Virological and immunological characteristics of HIV-infected individuals at the earliest stage of infection.

BACKGROUND: The challenges of identifying acute HIV infection (AHI) have resulted in a lack of critical information on early AHI that constrains the development of therapeutics that are designed to eradicate HIV from the infected host. METHODS: AHI participants were recruited from the Thai Red Cross Anonymous Clinic in Bangkok, Thailand into the RV254/SEARCH010 protocol and categorised according to Fiebig stages as follows: Fiebig I (HIV-RNA+, p24 Ag-, HIV IgM-) and Fiebig II-IV (HIV-RNA+, p24 Ag + or -, HIV IgM- or +, Western blot- or indeterminate).
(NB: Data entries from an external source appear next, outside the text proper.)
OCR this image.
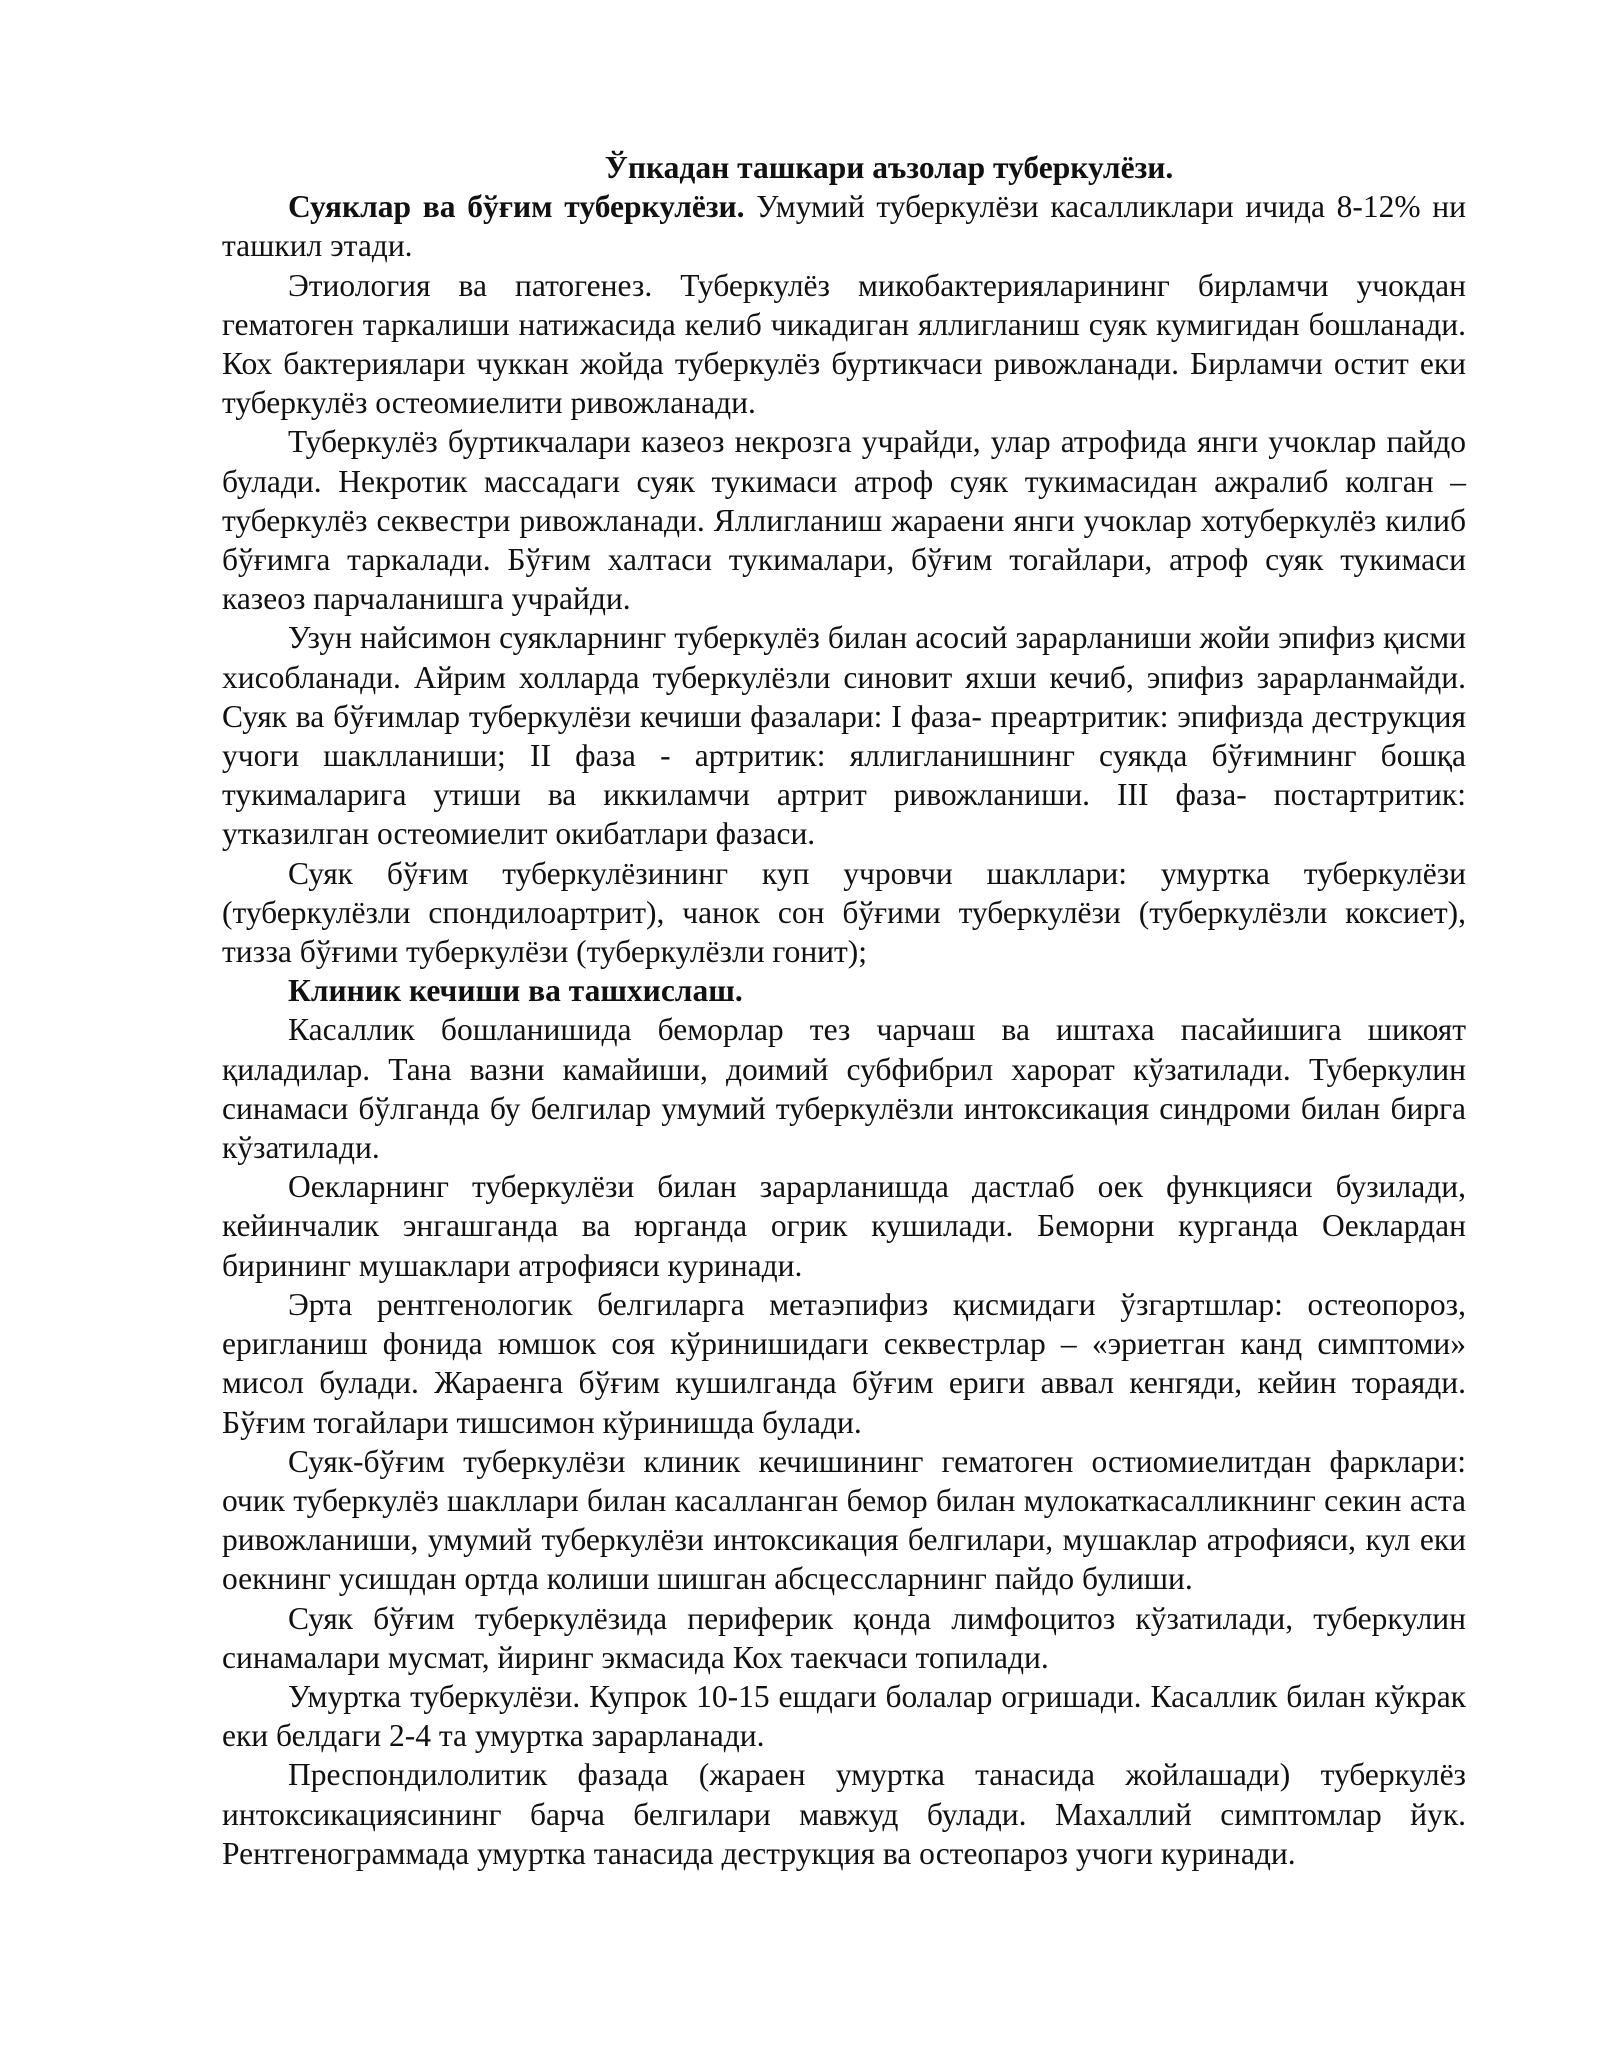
Ўпкадан ташкари аъзолар туберкулёзи.

Суяклар ва бўғим туберкулёзи. Умумий туберкулёзи касалликлари ичида 8-12% ни ташкил этади.

Этиология ва патогенез. Туберкулёз микобактерияларининг бирламчи учокдан гематоген таркалиши натижасида келиб чикадиган яллигланиш суяк кумигидан бошланади. Кох бактериялари чуккан жойда туберкулёз буртикчаси ривожланади. Бирламчи остит еки туберкулёз остеомиелити ривожланади.

Туберкулёз буртикчалари казеоз некрозга учрайди, улар атрофида янги учоклар пайдо булади. Некротик массадаги суяк тукимаси атроф суяк тукимасидан ажралиб колган – туберкулёз секвестри ривожланади. Яллигланиш жараени янги учоклар хотуберкулёз килиб бўғимга таркалади. Бўғим халтаси тукималари, бўғим тогайлари, атроф суяк тукимаси казеоз парчаланишга учрайди.

Узун найсимон суякларнинг туберкулёз билан асосий зарарланиши жойи эпифиз қисми хисобланади. Айрим холларда туберкулёзли синовит яхши кечиб, эпифиз зарарланмайди. Суяк ва бўғимлар туберкулёзи кечиши фазалари: I фаза- преартритик: эпифизда деструкция учоги шаклланиши; II фаза - артритик: яллигланишнинг суякда бўғимнинг бошқа тукималарига утиши ва иккиламчи артрит ривожланиши. III фаза- постартритик: утказилган остеомиелит окибатлари фазаси.

Суяк бўғим туберкулёзининг куп учровчи шакллари: умуртка туберкулёзи (туберкулёзли спондилоартрит), чанок сон бўғими туберкулёзи (туберкулёзли коксиет), тизза бўғими туберкулёзи (туберкулёзли гонит);

Клиник кечиши ва ташхислаш.

Касаллик бошланишида беморлар тез чарчаш ва иштаха пасайишига шикоят қиладилар. Тана вазни камайиши, доимий субфибрил харорат кўзатилади. Туберкулин синамаси бўлганда бу белгилар умумий туберкулёзли интоксикация синдроми билан бирга кўзатилади.

Оекларнинг туберкулёзи билан зарарланишда дастлаб оек функцияси бузилади, кейинчалик энгашганда ва юрганда огрик кушилади. Беморни курганда Оеклардан бирининг мушаклари атрофияси куринади.

Эрта рентгенологик белгиларга метаэпифиз қисмидаги ўзгартшлар: остеопороз, еригланиш фонида юмшок соя кўринишидаги секвестрлар – «эриетган канд симптоми» мисол булади. Жараенга бўғим кушилганда бўғим ериги аввал кенгяди, кейин тораяди. Бўғим тогайлари тишсимон кўринишда булади.

Суяк-бўғим туберкулёзи клиник кечишининг гематоген остиомиелитдан фарклари: очик туберкулёз шакллари билан касалланган бемор билан мулокаткасалликнинг секин аста ривожланиши, умумий туберкулёзи интоксикация белгилари, мушаклар атрофияси, кул еки оекнинг усишдан ортда колиши шишган абсцессларнинг пайдо булиши.

Суяк бўғим туберкулёзида периферик қонда лимфоцитоз кўзатилади, туберкулин синамалари мусмат, йиринг экмасида Кох таекчаси топилади.

Умуртка туберкулёзи. Купрок 10-15 ешдаги болалар огришади. Касаллик билан кўкрак еки белдаги 2-4 та умуртка зарарланади.

Преспондилолитик фазада (жараен умуртка танасида жойлашади) туберкулёз интоксикациясининг барча белгилари мавжуд булади. Махаллий симптомлар йук. Рентгенограммада умуртка танасида деструкция ва остеопароз учоги куринади.
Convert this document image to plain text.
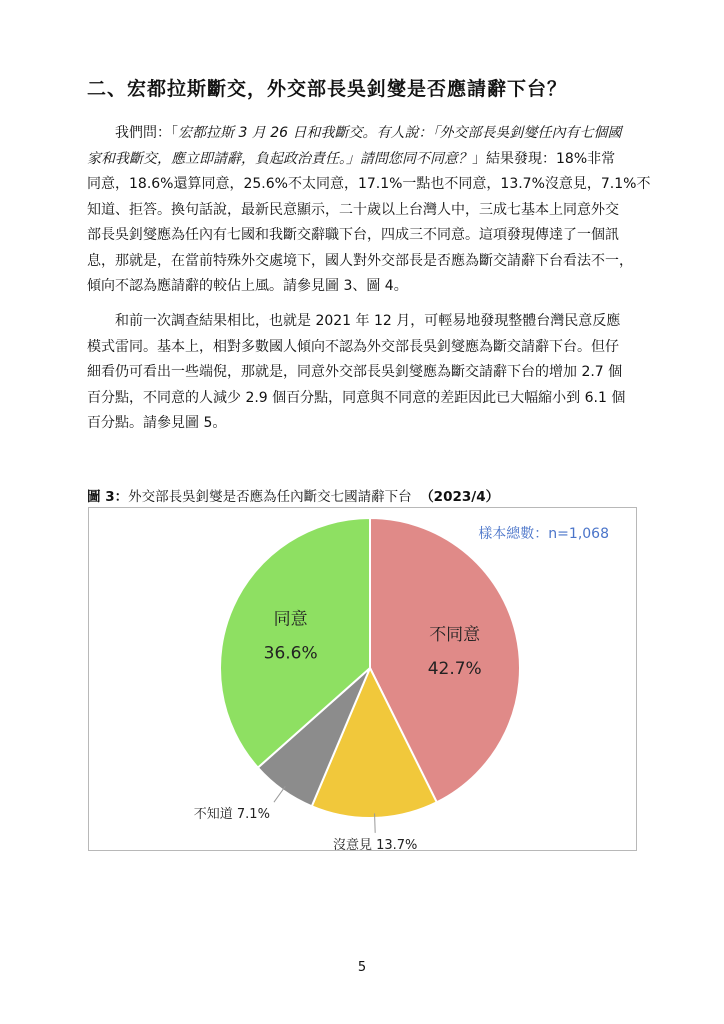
二、宏都拉斯斷交，外交部長吳釗燮是否應請辭下台？
我們問：「宏都拉斯 3 月 26 日和我斷交。有人說：「外交部長吳釗燮任內有七個國
家和我斷交，應立即請辭，負起政治責任。」請問您同不同意？」結果發現：18%非常
同意，18.6%還算同意，25.6%不太同意，17.1%一點也不同意，13.7%沒意見，7.1%不
知道、拒答。換句話說，最新民意顯示，二十歲以上台灣人中，三成七基本上同意外交
部長吳釗燮應為任內有七國和我斷交辭職下台，四成三不同意。這項發現傳達了一個訊
息，那就是，在當前特殊外交處境下，國人對外交部長是否應為斷交請辭下台看法不一，
傾向不認為應請辭的較佔上風。請參見圖 3、圖 4。
和前一次調查結果相比，也就是 2021 年 12 月，可輕易地發現整體台灣民意反應
模式雷同。基本上，相對多數國人傾向不認為外交部長吳釗燮應為斷交請辭下台。但仔
細看仍可看出一些端倪，那就是，同意外交部長吳釗燮應為斷交請辭下台的增加 2.7 個
百分點，不同意的人減少 2.9 個百分點，同意與不同意的差距因此已大幅縮小到 6.1 個
百分點。請參見圖 5。
圖 3：外交部長吳釗燮是否應為任內斷交七國請辭下台 （2023/4）
樣本總數：n=1,068
不同意
42.7%
沒意見 13.7%
不知道 7.1%
同意
36.6%
5
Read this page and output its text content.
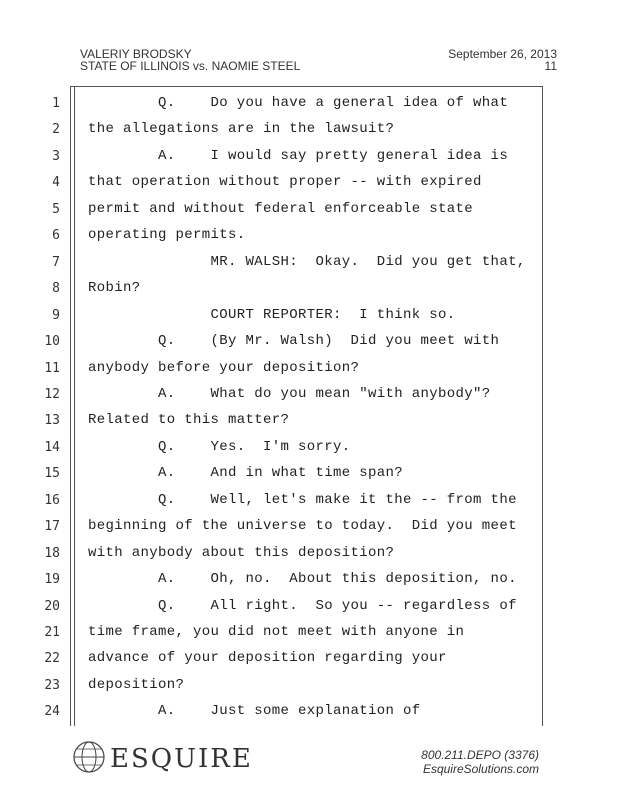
VALERIY BRODSKY
STATE OF ILLINOIS vs. NAOMIE STEEL
September 26, 2013
11
1 Q.    Do you have a general idea of what
2 the allegations are in the lawsuit?
3 A.    I would say pretty general idea is
4 that operation without proper -- with expired
5 permit and without federal enforceable state
6 operating permits.
7 MR. WALSH:  Okay.  Did you get that,
8 Robin?
9 COURT REPORTER:  I think so.
10 Q.    (By Mr. Walsh)  Did you meet with
11 anybody before your deposition?
12 A.    What do you mean "with anybody"?
13 Related to this matter?
14 Q.    Yes.  I'm sorry.
15 A.    And in what time span?
16 Q.    Well, let's make it the -- from the
17 beginning of the universe to today.  Did you meet
18 with anybody about this deposition?
19 A.    Oh, no.  About this deposition, no.
20 Q.    All right.  So you -- regardless of
21 time frame, you did not meet with anyone in
22 advance of your deposition regarding your
23 deposition?
24 A.    Just some explanation of
ESQUIRE	800.211.DEPO (3376)
EsquireSolutions.com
Proviral and viral burden and immune activation levels were compared between Fiebig stage groups at the time of AHI. CD4 and CD4/CD8 ratio were also compared between groups before and up to 96 weeks of ART. RESULTS: Median age was 27 years and 96% were male. Fiebig I individuals had lower median HIV-DNA in mononuclear cells from blood (3 vs. 190 copies/106 cells) and gut (0 vs. 898 copies/106 cells), and lower HIV-RNA in blood (4.2 vs. 6.2 log10 copies/mL), gut (1.7 vs. 3.1 log10 copies/mg) and cerebrospinal fluid (2.0 vs. 3.8 log10 copies/mL), when compared to Fiebig II-IV individuals (all P<0.01). Median plasma sCD14 level was lower (1.1 vs. 1.6 µg/mL) in Fiebig I individuals as was the frequency of CD8+HLADR+CD38+ T cells in blood (7.6 vs. 14.9%, both P<0.05). The median plasma interleukin 6 levels were similar between stages (0.6 in Fiebig I vs. 0.5 pg/mL in Fiebig II-IV, P>0.05). The frequencies of CD4+HLA-DR+CD38+ T cells were also similar between these stages (2.1 vs. 2.6%, P>0.05). Median CD4 count and CD4/CD8 ratio were higher in Fiebig I: 508 vs. 340 cells/mm3 and 1.1 vs. 0.7, respectively (both P<0.001). After ART, CD4 cell count normalised by week 24 in Fiebig I and week 48 in Fiebig II-IV. However, CD4/CD8 ratio was lower in both groups after 96 weeks of ART compared to healthy Thais (P=0.02). CONCLUSIONS: Compared to later AHI stages, Fiebig I was associated with lower HIV burden in blood and tissue compartments, lower immune activation and higher CD4 and CD4/CD8 ratio. ART in Fiebig I-IV resulted in normalisation of CD4 cell count within the first year, supporting the benefit of early ART. However, the CD4/CD8 ratio was not normalised after 2 years of ART in all AHI stages, suggesting some degree of persistent immunological dysfunction even when ART was instituted as early as Fiebig I.